A viagem que o vírus nos faz desejar

É importante estar constantemente atento às banalidades do quotidiano, porque é nelas que se escondem as lutas universais.

À Joana Ramos.

É no reflexo do olhar dos outros que vemos melhor o mundo. Tive um professor que dizia que todo o grande cronista acaba por dar por si a escrever sobre o facto de não ter nada sobre o que escrever. Como eu não sou um grande cronista, não tenho a ousadia de escrever sobre o nada, e por isso nasce todas as semanas a angústia de não apontar para onde todos os outros apontam e, mesmo assim, saber discernir entre a originalidade e o absoluto aborrecimento. Por isso, é importante estar constantemente atento às banalidades do quotidiano, porque é nelas que se escondem as lutas universais.

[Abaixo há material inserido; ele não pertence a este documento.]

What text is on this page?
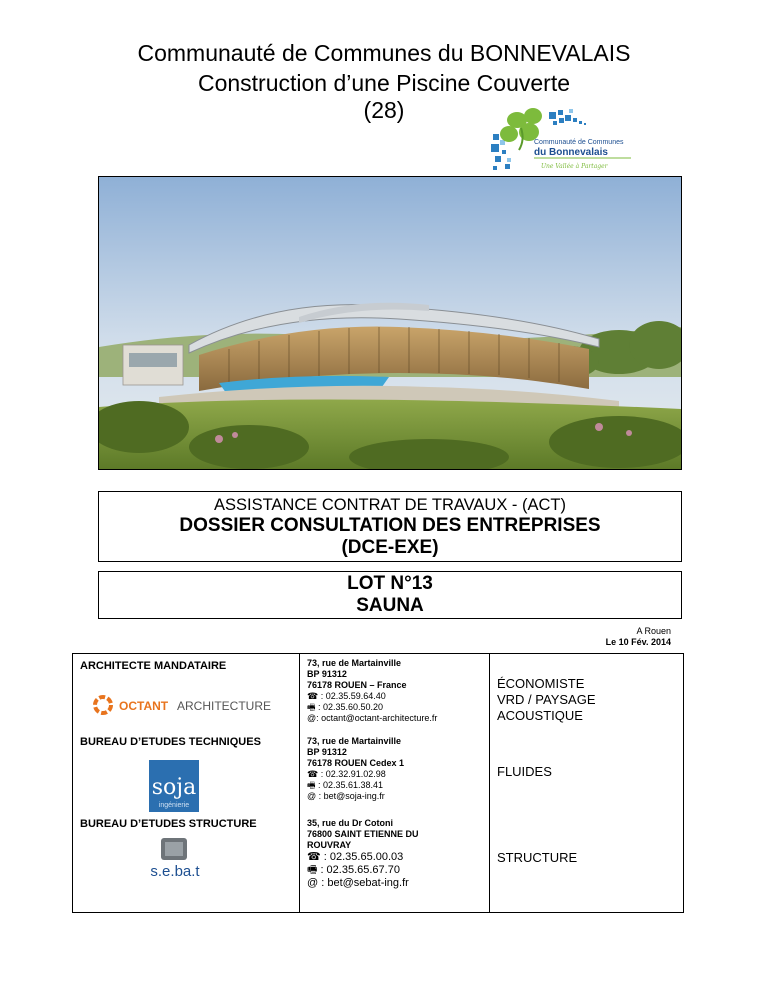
Communauté de Communes du BONNEVALAIS
Construction d’une Piscine Couverte
(28)
Communauté de Communes
du Bonnevalais
Une Vallée à Partager
ASSISTANCE CONTRAT DE TRAVAUX - (ACT)
DOSSIER CONSULTATION DES ENTREPRISES
(DCE-EXE)
LOT N°13
SAUNA
A Rouen
Le 10 Fév. 2014
ARCHITECTE MANDATAIRE
OCTANT ARCHITECTURE
73, rue de Martainville
BP 91312
76178 ROUEN – France
☎ : 02.35.59.64.40
🖷 : 02.35.60.50.20
@: octant@octant-architecture.fr
ÉCONOMISTE
VRD / PAYSAGE
ACOUSTIQUE
BUREAU D’ETUDES TECHNIQUES
soja
ingénierie
73, rue de Martainville
BP 91312
76178 ROUEN Cedex 1
☎ : 02.32.91.02.98
🖷 : 02.35.61.38.41
@ : bet@soja-ing.fr
FLUIDES
BUREAU D’ETUDES STRUCTURE
s.e.ba.t
35, rue du Dr Cotoni
76800 SAINT ETIENNE DU
ROUVRAY
☎ : 02.35.65.00.03
🖷 : 02.35.65.67.70
@ : bet@sebat-ing.fr
STRUCTURE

Há um par de dias, uma boa amiga comentou, entre dois copos de vinho, que há lugares que parecem propositadamente inóspitos. Lugares como os aeroportos ou as estações de serviço. Lugares onde nunca nos sentimos bem-vindos. Lugares onde fazemos o que temos a fazer, e de onde zarpamos a todo o gás.

Lugares onde nunca acontece nada memorável, onde tudo é fugaz e funcional, e onde até os funcionários parecem ter instruções para nos tratar propositadamente mal, para que não fiquemos ali a fazer sala. Lugares dos quais nunca havemos de dizer “vamos ali jantar?” ou “aconteceu-me uma coisa extraordinária enquanto comprava um café mesmo antes de fazer check-in". Lugares destes. Não-lugares.

Talvez não seja particularmente estranho que estes dois exemplos em concreto de não-lugares (no decurso da conversa, não fomos capazes de encontrar outros) estejam relacionados com o acto de viajar. São entrepostos que estão ali só para cumprir com uma necessidade inescapável. Agora que penso nisso, talvez nos tratem mal porque também não os tratamos bem. Utilizamo-los em último caso, são um meio para atingirmos um fim bem mais prazeroso. São lugares com falta de auto-estima, e essa amargura cheira-se a léguas.

Acontece que vivemos hoje um ponto de viragem, um momento em que sair da cidade é um bálsamo, como se a viagem se tratasse de uma namorada de longa data com quem tivemos uma discussão agreste e alcançámos agora uma paz renovada, e até os não-lugares têm potencial para ser apreciados. Com tanta quarententa, há quantos meses, há quantos anos, não pisamos o chão lustroso de um aeroporto nem comemos uma sande de plástico em Aveiras?

Arrisco dizer que até dos não-lugares sentimos falta, de tão sedentos que estamos de um passeio para longe das nossas paisagens de sempre. Até da frieza do senhor a quem pedimos trinta paus de gasóleo simples ou da senhora que tenta impingir-nos um perfume ao dobro do preço civil na zona de acesso às portas de embarque. Rumo aos novos lugares que nunca bebemos, haja até sede pelos não-lugares de sempre.